小秀山避難小屋「秀峰舎」

心に残る2010年7月3日
加子母スカイウォーカーズ代表 田口達也

2005年2月10日の市町村合併後、直ぐに立案された今回の避難小屋設立は、とてもたくさんの方々の理解と努力に依って計画が進めれ、また施工は歩いてしか行けない過酷な立地条件の山頂ということもあり、非常に困難な工事でした。
2007年9月24日に林野庁、市役所の方達と現地を歩き、その後候補地が長野県との県境にあるため精密測量を行い、その後の予算獲得ではこの不景気な時代に生活に密着しない事に理解を得るためには並大抵でない事は容易に想像できます。

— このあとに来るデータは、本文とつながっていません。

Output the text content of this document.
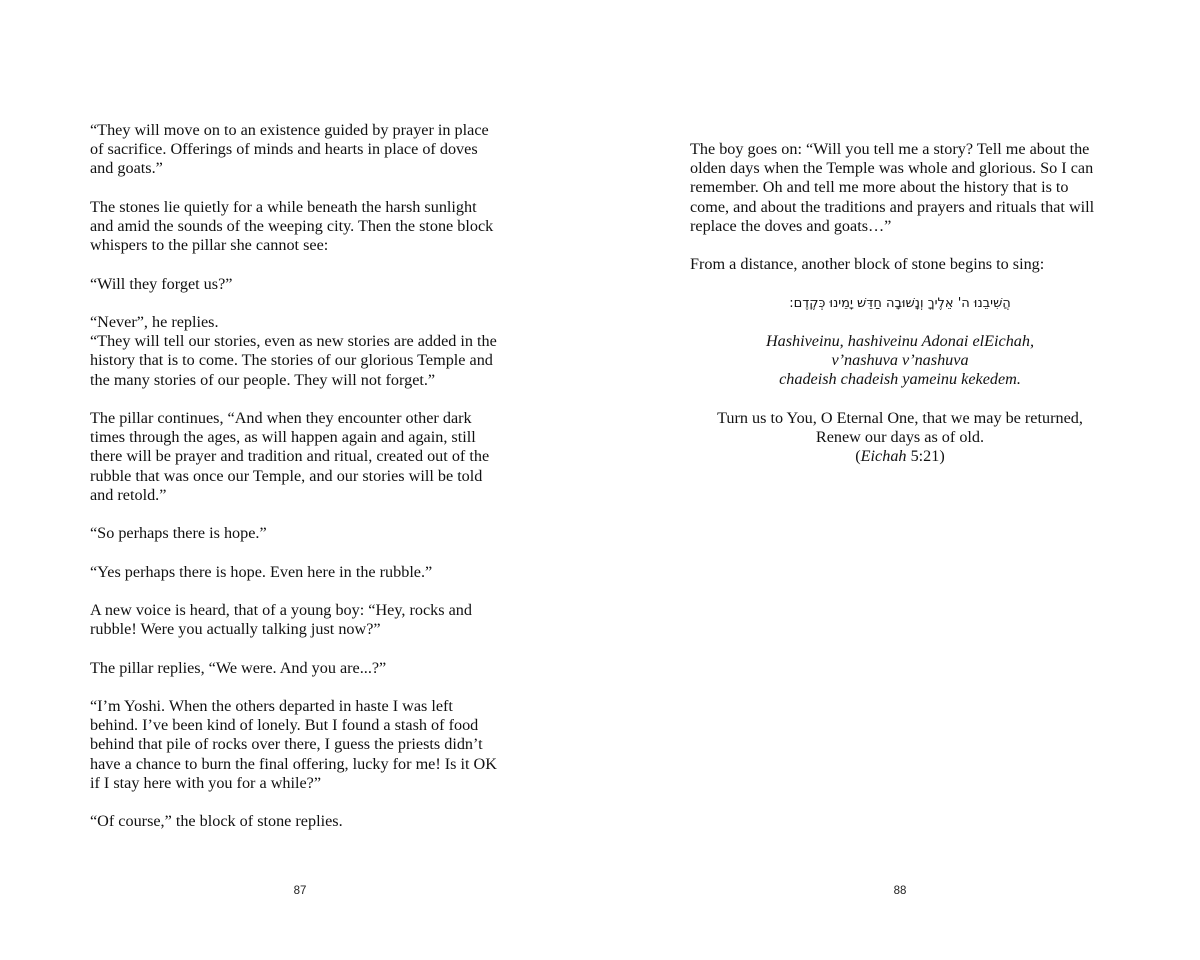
“They will move on to an existence guided by prayer in place
of sacrifice. Offerings of minds and hearts in place of doves
and goats.”

The stones lie quietly for a while beneath the harsh sunlight
and amid the sounds of the weeping city. Then the stone block
whispers to the pillar she cannot see:

“Will they forget us?”

“Never”, he replies.

“They will tell our stories, even as new stories are added in the
history that is to come. The stories of our glorious Temple and
the many stories of our people. They will not forget.”

The pillar continues, “And when they encounter other dark
times through the ages, as will happen again and again, still
there will be prayer and tradition and ritual, created out of the
rubble that was once our Temple, and our stories will be told
and retold.”

“So perhaps there is hope.”

“Yes perhaps there is hope. Even here in the rubble.”

A new voice is heard, that of a young boy: “Hey, rocks and
rubble! Were you actually talking just now?”

The pillar replies, “We were. And you are...?”

“I’m Yoshi. When the others departed in haste I was left
behind. I’ve been kind of lonely. But I found a stash of food
behind that pile of rocks over there, I guess the priests didn’t
have a chance to burn the final offering, lucky for me! Is it OK
if I stay here with you for a while?”

“Of course,” the block of stone replies.

87

The boy goes on: “Will you tell me a story? Tell me about the
olden days when the Temple was whole and glorious. So I can
remember. Oh and tell me more about the history that is to
come, and about the traditions and prayers and rituals that will
replace the doves and goats…”

From a distance, another block of stone begins to sing:

הֲשִׁיבֵנוּ ה' אֵלֶיךָ וְנָשׁוּבָה חַדֵּשׁ יָמֵינוּ כְּקֶדֶם:

Hashiveinu, hashiveinu Adonai elEichah,
v’nashuva v’nashuva
chadeish chadeish yameinu kekedem.

Turn us to You, O Eternal One, that we may be returned,
Renew our days as of old.
(Eichah 5:21)
88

市の担当者は忍耐努力で説得を続け、環境省の山岳環境整備の補助金を獲得して成立しました。
予算がついて一段落でしたが、山岳建築の施工は非常に難しく、バイオトイレも未知の分野であり、引き受け手がなくて展開が停止しました。昨年度の春から工事開始の予定が大幅に遅れ、入札が済んだのは8月、すぐに冬が近づき12月1日に予定地に現場宿舎と仮設トイレが大型ヘリコプターで搬入されましたが、その後は今年5月の連休明けまで雪に埋もれていました。

連休明けに始まった工事

完成後に現場に携わった方達と懇談をした時に初めて知りましたが、基礎工事の方は山登りはもちろん初めて、我々が2時間で登るところを5時間以上掛かり現場到着、仕事はすべて人力で、石に突き当たると根気に石を割り、聞いているだけで気の遠くなりそうな話でした。また他の人からは山頂は当然ながら水場もなく、宿舎の飲料水が底をついて屋根の水を集め、あるいはブルーシートに水を貯めて飲んでみたが金属臭と油臭さでとても飲めるものではなく、上司から近くに水場があると聞き、登山道の水たまりの水をこれが水場と思ってすくってしのいだ話など、今では笑い話ですがとても感動的なことばかりでした。
またヘリコプター作業は神経をすり減らす危険な作業で、中日本航空の担当者は一人の怪我もなく終了出来たことをとても喜んでいました。この方は現地模型を手作りしてパイロットと緻密な模擬演習を行い、事故に備えていました。

5月22日は中学校登山

の日山頂では基礎工事を終えて、床板張りと二回目のヘリコプターを使った資材搬入で、中学生の到着予定が11時と知っていてヘリコプターの作業を学校登山に合わせてあり、子供達も間近で見るヘリに大喜び。そして夕方7時までかかり建前を済まして建物をシートで覆い、ヘッドランプで下山したとのことでした。

6月24日おおむねの工事が終了

宿舎と仮設トイレの搬出がありました。この日だけが幸運な梅雨の晴れ間の快晴のフライト日和で、もし雨だったらヘリは当分は来てもらえず、開所式もどうなった事やら見当がつきません。ソーラーパネルなどの工事もすぐに終わり、29日に会で開所式の記念品作りをしていたら午後11時過ぎに現場責任者のI氏が現れて、今ようやくすべての作業を終えて下山しましたとのことで、雨で大変だったとも言わず、頭の下がることばかりでした。

7月3日の秀峰舎開所式

開所式は雨の中を王滝村、東濃及び木曽森林管理署、中津川市当局と施工の中島工務店、私達加子母スカイウォーカーズ、他にも大勢の方達が集まり「加子母道の駅」のトマトジュースで乾杯して小屋の完成を祝いました。室内は50名ほどの人達で満員電車の様相、あまりの人の多さに肝心のバイオトイレを見ることが出来ませんでしたが、使用した女性に使い心地を尋ねたら「非常に良かった。山で安心して用が足せるなんて想像も出来なかった。本当にありがたい。」との返事でした。
開所式は進行の仕方が良かった事もあり、一般登山者までが自己紹介をして、皆がひとつになって熱気に包まれ、久しぶりに元気がでました。おそらく参加された皆さんが同様に感じられたでしょう。

登山はスポーツですが競技ではありません。

動植物、地質、気象などの自然科学や写真など知的好奇心を持って山を歩くととても楽しく健康にも最適です。避難小屋が出来たことで山を訪れる人が増え、また登山者の安心の拠り所として末永く利用されることを願います。
そして秀峰舎設立に関わった全ての人達の熱意が、事を成し遂げたと実感しています。本当に有り難うございました。